The Well-Being Framework: Three Questions with Tim Bicknell, AIA, LEED AP BD+C
Tim Bicknell is a panel presenter on “The Science of Circadian Lighting” at the inaugural WELL 2014 conference on October 20, 2014 in New Orleans. WELL 2014 is the first annual symposium hosted by the International WELL Building Institute to support and educate design, construction and real estate professionals on the wellness movement.
What is The Well-Being Framework?
The Well-Being Framework is an evidence-based framework used to evaluate and design healthier built environments. Using a holistic and integrated approach, the framework looks at nine design elements that affect human health and well being.
The nine elements of the Well-Being Framework are: light, access to nature, integrated activity, nature-inspired design elements, intentional community, interaction with animals, sound levels, engaging art, and clean air.
What do you see as the major advantage to implementing the framework?
Wellness, and how to integrate it into our daily lives, is an increasing area of interest and concern for our society. One reaction to wellness is the growing movement of natural health, which includes such lifestyle choices as organic foods, yoga, and green living. However, even with a growing awareness of wellness, we are still increasingly spending more time inside. It is important to recognize the health impacts of this shift and to develop strategies that can mitigate the effects of spending the majority of each day indoors.
The built environment affects all aspects of wellness, in some manner, and our framework is a tool to be used to shape a healthy built environment. By using evidence-based research and by holistically implementing the framework, we design environments that foster happier, healthier and more productive occupants.
What is an example of how a client has benefited from the framework?
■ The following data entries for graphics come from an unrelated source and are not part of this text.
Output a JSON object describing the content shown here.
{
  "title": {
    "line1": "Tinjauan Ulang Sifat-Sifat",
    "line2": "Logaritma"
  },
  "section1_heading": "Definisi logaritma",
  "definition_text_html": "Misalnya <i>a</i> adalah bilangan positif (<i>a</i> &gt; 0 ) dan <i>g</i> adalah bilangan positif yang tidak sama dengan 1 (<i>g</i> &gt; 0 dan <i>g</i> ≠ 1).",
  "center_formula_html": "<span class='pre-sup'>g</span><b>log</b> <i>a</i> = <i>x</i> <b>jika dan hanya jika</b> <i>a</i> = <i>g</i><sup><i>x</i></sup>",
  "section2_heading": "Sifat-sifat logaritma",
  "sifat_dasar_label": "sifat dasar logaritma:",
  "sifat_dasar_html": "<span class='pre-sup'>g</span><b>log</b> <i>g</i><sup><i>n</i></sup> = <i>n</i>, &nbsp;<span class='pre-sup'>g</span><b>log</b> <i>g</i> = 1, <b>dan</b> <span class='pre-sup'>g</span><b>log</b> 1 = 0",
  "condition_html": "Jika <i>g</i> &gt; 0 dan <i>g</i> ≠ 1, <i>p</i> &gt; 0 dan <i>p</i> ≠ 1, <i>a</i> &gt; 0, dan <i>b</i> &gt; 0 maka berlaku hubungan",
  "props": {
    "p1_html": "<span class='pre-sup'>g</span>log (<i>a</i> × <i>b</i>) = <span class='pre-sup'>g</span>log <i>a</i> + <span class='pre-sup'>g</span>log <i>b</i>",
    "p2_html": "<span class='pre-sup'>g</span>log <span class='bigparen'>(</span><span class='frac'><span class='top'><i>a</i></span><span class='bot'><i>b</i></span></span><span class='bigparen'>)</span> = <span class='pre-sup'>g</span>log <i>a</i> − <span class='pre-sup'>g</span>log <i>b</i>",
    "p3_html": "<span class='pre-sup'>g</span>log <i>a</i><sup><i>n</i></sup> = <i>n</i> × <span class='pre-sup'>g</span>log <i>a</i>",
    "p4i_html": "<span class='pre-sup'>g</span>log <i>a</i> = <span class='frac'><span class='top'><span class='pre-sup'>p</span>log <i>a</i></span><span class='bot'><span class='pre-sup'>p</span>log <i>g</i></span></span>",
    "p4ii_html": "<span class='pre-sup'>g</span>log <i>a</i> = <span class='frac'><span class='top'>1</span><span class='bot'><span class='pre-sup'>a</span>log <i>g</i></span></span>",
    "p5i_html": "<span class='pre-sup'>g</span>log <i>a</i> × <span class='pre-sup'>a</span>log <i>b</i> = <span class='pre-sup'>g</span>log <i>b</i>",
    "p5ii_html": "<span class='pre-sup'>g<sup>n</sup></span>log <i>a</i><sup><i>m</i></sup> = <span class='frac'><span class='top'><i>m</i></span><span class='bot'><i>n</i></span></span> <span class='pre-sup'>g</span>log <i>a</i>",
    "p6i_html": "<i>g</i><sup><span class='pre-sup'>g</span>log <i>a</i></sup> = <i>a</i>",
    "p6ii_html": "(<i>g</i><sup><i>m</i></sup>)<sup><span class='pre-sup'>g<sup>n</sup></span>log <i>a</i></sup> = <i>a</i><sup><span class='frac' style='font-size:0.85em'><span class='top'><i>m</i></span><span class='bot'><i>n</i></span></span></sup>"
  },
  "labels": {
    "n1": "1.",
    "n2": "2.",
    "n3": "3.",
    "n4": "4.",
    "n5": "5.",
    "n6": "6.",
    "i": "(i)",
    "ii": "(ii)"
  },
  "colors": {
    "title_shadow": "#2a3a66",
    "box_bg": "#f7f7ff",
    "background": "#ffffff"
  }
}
The framework was recently used to evaluate a senior living facility in Minnesota. Our team conducted a thorough analysis of the existing facility. Then we analyzed the building using the nine elements of the Well-Being Framework as a guide. Based on the analysis, we outlined cost effective opportunities for improvement. These included a need for higher and more consistent light levels in corridors, blackout shades in bedrooms to support sleep quality, more organic and loose furniture arrangements, and skylights in spaces with no windows. Ultimately, research suggests that by making these types of improvements to the environment, the residents will experience significant positive impacts to their health and well-being.